You couldn’t find a better window into the ideas of Carl Gustav Jung.
It was Jung’s last project, addressed to a wider public, readers who would not normally come upon the over 17 volumes of his work.
Due to its pocket size, as you can see, the yellowed pages of my copy travelled and have been well-read over the years ….
The book came about through the persistence of the remarkably diverse John Freeman: http://www.newstatesman.com/politics/politics/2013/03/john-freeman-face-face-enigma
He interviewed Jung in a Face to Face programme for TV: https:/ /www.youtube.com/watch?v=FPGMWF7kU_8
Seeing the programme, Wolfgang Foges (Aldus Books,) urged Freeman to persuade Jung to write a book for the general public. Jung firmly refused – until he had a dream. He consequently asked Freeman to act as editor and co-ordinator with the average reader in mind. So it became a collective project between Jung and four of his followers, M L von Franz, Joseph L Henderson, Aniela Jaffe and Jolande Jacoby, and was completed before Jung’s death in 1961,
In his introduction Freeman suggests the reader will find it a persuasive and profoundly absorbing journey … which, for me, was true from the start. During eight hours on the plane, with an occasional glance at my partner, the receding skyscrapers of Manhattan, and the expanse of oceans, my interest in dreams and the unconscious were powerfully validated.

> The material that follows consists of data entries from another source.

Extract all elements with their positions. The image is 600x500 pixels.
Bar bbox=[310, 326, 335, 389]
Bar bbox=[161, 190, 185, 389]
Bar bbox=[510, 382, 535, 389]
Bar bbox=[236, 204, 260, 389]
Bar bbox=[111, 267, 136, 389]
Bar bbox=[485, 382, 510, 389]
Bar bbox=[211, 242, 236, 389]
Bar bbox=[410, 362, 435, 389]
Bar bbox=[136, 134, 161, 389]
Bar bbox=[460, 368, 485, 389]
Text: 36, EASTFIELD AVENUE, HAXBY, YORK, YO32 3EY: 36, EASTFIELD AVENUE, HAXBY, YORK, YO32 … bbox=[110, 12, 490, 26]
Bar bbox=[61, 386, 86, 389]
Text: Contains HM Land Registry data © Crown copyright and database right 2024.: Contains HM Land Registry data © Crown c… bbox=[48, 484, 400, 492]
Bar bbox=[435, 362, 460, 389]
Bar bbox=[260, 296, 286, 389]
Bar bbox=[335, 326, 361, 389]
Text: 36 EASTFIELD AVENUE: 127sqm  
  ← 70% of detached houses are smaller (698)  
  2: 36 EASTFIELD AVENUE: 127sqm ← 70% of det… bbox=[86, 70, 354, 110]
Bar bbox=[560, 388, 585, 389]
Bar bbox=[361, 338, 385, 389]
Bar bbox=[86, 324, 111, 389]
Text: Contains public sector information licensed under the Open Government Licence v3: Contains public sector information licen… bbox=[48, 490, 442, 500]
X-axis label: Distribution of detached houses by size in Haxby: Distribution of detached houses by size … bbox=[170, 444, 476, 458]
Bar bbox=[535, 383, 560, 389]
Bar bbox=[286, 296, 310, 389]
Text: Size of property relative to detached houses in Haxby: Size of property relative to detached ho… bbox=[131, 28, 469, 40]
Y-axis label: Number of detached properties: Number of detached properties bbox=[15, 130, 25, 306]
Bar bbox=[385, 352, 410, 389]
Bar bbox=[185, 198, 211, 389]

The book makes a convincing case for the imaginative life as the most distinctive characteristic of human beings. I totally grokked this: The unconscious is no mere repository of the past but also full of germs of future psychic situations and ideas … they grow up from the dark depths of the mind like a lotus and form a most important part of the subliminal psyche.
Two years on, having become a mother, and living for five years in rural Somerset with treasured time to study, it was C G Jung’s work that inspired me to delve into cultural and mythological research, leading on to my training in psychotherapy, and later still, to write novels.
My shelves contain many more books I loved to bits, and I wonder if digital version of these publications would have had the same lasting impact.
Frankly, I doubt it.
Only today I shared a tattered copy of Kahlil Gibran’s ‘The Prophet’ with a supervision client. She had never heard of the poet and was delighted.
Do you have books that fall apart through love and physical touch and still inspire?